Black music, filtered through an Italian neighborhood, comes out with an attitude. Rock & Roll. Yo! The music on this CD was the undercurrent of every song I did: “Runaround Sue,” “The Wanderer,” even the foot stomping on “Ruby Baby” I got from John Lee Hooker’s “Walkin’ Boogie.”

Catching up with Dion’s tour supporting Bronx in Blue a few days before Dion’s birthday in 2006, reader Edward Van Bomel noted the highlight toward the end of the show:

Dion told the audience, “I recorded this song in 1968.” In anticipation and appreciation of Dick Holler’s “Abraham, Martin & John” the audience applause began…causing Dion to interrupt the audience and applause for the only time of the night: “I’d like to dedicate this song to the most wonderful, brave, heroic, outstanding military people protecting our country.”
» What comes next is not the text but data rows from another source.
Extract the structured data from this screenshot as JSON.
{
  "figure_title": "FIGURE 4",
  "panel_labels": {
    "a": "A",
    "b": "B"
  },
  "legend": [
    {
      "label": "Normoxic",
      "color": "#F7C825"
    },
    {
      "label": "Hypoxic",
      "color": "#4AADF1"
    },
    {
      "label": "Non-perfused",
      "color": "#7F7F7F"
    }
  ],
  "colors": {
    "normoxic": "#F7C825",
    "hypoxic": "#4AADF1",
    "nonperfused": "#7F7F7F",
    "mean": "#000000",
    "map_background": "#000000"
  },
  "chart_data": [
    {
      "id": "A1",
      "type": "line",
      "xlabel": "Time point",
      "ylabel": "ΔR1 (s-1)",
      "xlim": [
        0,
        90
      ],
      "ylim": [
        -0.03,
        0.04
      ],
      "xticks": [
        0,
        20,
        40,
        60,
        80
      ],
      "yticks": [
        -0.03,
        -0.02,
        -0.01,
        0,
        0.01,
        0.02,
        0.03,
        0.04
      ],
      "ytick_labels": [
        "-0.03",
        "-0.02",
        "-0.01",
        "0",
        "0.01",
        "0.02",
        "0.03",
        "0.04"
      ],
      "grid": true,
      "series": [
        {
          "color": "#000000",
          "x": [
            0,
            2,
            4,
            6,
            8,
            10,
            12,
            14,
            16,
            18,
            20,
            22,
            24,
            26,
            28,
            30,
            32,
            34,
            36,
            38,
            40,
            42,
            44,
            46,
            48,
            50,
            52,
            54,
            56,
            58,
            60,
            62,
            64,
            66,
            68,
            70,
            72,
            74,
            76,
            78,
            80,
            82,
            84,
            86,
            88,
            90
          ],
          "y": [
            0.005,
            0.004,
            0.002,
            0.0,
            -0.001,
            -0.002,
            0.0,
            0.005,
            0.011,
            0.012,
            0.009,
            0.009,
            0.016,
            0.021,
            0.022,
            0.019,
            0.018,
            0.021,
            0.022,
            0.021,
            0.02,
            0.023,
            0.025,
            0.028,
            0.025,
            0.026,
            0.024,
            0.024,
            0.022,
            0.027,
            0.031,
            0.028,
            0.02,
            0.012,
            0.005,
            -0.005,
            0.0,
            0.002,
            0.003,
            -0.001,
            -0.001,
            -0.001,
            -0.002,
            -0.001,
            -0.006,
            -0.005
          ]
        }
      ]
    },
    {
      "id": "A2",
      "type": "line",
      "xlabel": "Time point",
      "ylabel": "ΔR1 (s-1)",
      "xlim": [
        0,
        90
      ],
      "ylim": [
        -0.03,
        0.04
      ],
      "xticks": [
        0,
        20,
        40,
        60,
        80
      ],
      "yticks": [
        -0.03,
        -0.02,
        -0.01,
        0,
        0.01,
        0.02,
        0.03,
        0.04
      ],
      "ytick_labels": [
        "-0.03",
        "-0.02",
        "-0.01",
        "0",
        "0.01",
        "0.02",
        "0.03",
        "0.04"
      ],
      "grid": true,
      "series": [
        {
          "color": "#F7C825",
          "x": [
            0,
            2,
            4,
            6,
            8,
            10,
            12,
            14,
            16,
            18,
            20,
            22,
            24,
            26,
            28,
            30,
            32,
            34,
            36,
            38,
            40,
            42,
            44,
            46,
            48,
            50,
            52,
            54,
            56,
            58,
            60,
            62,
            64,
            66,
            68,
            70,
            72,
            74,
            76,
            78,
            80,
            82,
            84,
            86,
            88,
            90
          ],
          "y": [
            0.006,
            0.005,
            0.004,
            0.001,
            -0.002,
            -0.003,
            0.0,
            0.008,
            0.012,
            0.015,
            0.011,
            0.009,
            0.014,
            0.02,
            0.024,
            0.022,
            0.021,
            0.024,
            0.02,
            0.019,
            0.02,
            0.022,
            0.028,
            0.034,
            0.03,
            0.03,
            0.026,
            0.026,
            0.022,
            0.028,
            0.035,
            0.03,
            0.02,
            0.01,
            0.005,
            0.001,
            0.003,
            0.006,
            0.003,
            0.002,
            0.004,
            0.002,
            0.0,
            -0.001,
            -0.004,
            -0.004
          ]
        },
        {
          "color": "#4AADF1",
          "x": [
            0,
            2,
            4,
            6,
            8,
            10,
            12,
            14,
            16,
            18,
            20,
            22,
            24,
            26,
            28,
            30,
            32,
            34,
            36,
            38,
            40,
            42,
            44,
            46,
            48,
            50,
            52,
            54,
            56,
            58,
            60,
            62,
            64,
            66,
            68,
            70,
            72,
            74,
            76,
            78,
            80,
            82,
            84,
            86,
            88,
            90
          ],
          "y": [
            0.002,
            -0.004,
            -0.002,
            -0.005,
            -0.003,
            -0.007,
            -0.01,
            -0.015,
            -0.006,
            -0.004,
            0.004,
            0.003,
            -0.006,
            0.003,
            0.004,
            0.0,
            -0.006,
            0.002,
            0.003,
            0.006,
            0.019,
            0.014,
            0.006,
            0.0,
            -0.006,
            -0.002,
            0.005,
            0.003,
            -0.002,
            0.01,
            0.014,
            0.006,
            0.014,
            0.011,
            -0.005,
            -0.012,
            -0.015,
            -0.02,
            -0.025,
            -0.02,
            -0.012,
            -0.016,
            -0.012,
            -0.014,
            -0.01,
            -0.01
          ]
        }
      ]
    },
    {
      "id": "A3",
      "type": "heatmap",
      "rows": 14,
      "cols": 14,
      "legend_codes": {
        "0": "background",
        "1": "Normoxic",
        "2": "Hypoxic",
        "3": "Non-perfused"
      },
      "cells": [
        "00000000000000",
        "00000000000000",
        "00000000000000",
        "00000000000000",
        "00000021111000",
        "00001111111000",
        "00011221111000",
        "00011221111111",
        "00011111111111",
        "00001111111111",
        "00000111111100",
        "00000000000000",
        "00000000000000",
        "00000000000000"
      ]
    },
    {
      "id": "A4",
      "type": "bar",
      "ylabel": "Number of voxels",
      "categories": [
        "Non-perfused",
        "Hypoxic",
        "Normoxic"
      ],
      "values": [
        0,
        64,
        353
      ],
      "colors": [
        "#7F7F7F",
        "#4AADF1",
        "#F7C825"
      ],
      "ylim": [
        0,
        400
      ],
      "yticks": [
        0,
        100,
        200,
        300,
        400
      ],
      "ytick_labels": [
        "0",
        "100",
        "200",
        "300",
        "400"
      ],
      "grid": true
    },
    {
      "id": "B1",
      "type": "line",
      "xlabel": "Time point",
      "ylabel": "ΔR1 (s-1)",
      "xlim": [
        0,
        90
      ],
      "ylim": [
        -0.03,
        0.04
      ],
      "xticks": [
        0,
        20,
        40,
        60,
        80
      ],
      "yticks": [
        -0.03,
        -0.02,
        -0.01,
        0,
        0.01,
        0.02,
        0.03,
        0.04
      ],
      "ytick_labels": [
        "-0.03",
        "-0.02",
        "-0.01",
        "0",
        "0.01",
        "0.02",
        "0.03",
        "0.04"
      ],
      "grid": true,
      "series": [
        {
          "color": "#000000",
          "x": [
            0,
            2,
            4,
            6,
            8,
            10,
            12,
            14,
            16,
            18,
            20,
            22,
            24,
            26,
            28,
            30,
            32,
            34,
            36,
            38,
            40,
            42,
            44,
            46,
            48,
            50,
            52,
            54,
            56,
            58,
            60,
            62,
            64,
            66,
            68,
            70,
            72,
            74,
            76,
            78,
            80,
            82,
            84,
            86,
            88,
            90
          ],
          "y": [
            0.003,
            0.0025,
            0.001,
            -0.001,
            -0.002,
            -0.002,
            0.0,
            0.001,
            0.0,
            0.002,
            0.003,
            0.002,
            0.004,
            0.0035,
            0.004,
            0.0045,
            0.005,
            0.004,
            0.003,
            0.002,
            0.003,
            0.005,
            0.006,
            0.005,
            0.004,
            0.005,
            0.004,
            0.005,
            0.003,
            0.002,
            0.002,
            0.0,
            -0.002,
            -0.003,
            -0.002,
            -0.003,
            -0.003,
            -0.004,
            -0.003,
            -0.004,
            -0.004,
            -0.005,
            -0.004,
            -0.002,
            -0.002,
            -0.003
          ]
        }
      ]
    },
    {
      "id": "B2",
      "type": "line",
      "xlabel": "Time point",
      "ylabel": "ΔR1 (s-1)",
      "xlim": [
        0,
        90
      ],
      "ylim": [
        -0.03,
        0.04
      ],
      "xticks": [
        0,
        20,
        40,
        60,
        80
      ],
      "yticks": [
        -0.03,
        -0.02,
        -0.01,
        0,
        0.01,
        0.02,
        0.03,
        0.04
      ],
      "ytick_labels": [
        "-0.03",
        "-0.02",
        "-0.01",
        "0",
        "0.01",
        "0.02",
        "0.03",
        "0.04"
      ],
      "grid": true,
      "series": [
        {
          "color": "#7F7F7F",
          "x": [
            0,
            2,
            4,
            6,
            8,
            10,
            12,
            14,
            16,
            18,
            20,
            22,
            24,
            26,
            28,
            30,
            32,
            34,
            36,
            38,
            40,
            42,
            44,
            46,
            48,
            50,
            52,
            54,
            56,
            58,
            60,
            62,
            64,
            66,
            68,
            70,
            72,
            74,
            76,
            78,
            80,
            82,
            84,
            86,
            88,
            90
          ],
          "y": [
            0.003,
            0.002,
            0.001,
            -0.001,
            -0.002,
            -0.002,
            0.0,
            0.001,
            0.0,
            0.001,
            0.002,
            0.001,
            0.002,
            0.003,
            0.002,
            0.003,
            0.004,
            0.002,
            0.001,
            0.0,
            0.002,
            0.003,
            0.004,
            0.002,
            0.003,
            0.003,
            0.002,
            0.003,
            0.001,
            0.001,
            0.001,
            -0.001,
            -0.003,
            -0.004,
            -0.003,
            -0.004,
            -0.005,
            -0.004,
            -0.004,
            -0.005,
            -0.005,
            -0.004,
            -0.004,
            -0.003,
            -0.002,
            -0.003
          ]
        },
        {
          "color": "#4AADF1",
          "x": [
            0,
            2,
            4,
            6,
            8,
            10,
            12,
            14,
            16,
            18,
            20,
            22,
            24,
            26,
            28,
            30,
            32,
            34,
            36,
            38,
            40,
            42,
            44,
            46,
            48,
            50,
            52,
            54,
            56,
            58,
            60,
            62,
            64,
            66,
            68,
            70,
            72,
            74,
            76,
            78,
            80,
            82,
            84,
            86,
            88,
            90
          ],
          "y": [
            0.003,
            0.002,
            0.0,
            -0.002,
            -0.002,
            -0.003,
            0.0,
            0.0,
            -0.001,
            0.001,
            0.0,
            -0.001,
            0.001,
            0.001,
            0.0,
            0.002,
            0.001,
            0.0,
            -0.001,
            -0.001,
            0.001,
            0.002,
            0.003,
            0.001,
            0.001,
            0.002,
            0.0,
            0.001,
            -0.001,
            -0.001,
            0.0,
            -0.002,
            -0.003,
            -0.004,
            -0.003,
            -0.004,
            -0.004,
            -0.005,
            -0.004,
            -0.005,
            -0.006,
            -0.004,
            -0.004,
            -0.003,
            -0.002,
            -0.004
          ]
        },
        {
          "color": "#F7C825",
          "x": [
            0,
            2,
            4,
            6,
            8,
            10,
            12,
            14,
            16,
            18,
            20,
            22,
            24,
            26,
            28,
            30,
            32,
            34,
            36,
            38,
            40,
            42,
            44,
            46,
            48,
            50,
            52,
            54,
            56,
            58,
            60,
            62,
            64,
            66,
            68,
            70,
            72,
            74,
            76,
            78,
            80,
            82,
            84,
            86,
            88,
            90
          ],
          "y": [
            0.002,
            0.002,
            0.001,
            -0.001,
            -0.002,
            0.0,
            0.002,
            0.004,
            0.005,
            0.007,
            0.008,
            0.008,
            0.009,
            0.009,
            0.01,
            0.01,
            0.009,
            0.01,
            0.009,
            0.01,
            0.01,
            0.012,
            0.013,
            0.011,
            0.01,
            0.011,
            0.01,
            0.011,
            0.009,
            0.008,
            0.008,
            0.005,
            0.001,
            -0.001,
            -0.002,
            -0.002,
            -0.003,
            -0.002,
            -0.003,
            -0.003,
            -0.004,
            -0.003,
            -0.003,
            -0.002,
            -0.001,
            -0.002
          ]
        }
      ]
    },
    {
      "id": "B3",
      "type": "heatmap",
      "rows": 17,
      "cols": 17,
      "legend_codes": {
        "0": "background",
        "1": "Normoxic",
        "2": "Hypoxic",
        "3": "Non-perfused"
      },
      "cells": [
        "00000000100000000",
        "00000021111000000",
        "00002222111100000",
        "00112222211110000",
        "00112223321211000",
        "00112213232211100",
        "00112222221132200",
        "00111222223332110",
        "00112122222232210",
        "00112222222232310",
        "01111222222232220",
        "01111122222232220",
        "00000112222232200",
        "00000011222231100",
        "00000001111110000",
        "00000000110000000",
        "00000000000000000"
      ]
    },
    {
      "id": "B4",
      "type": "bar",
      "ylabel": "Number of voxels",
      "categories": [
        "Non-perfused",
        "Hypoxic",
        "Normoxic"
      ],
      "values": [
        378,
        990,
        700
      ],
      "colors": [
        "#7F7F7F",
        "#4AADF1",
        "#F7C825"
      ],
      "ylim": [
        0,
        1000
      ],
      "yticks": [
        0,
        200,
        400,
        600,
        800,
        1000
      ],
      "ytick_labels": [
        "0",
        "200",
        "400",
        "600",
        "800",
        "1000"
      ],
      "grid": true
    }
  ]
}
Dion revisited the territory he had explored on Bronx in Blue on The Son of Skip James. Dion subsequently returned with the CD/DVD Heroes: Giants of Early Guitar Rock. The CD/DVD package is a delight, a good follow-up to the two discs devoted to the blues. Dion and guitarist Robert “Crow” Richardson take the approach of the “historically informed performance” to recapturing the classics of rock’s first era. Dion aptly described the disc in the liner notes:

This CD is a labor of love. What a blessing to have the privilege of recording these songs. I wanted to capture the original intent, essence and passion of these first-generation rockers. This is a homage–better yet, a way for me to honor and show my reverence and respect for these artists. I want to give people a glimpse of who Cliff Gallup was. . .James Burton. . .Scotty Moore. Guitar innovators who infused fire into the music of Gene Vincent, Ricky Nelson and Elvis Presley.

Last year’s Tank Full of Blues is an equally worthy addition to the canon. It is terrific. (Don’t miss “Bronx Poem.”) Improbable as it seems, the somewhat overstuffed three-disc overview of his career — 2000’s King of the New York Streets — would now require a fourth disc to bring the story up to date.

In 2000 NPR’s Terry Gross conducted an illuminating interview with Dion. By turns funny and moving, equal parts talk and song, it’s an utterly engrossing (no pun intended) interview. You can listen to Dion sing Hank Williams and recall Father Joe, the neighborhood priest, as well as the 1959 tour with Buddy Holly on which Dion skipped Holly’s ill-fated flight to Fargo because it was too expensive ($36.00) (“the exact amount of rent his parents paid monthly”). Check out the interview here (updated with a 2006 report that takes up Bronx in Blue) and follow up with Dion’s own account of his spiritual journey back to the Church.

Today Dion turns 74. He remains an American classic with a voice crying to be heard.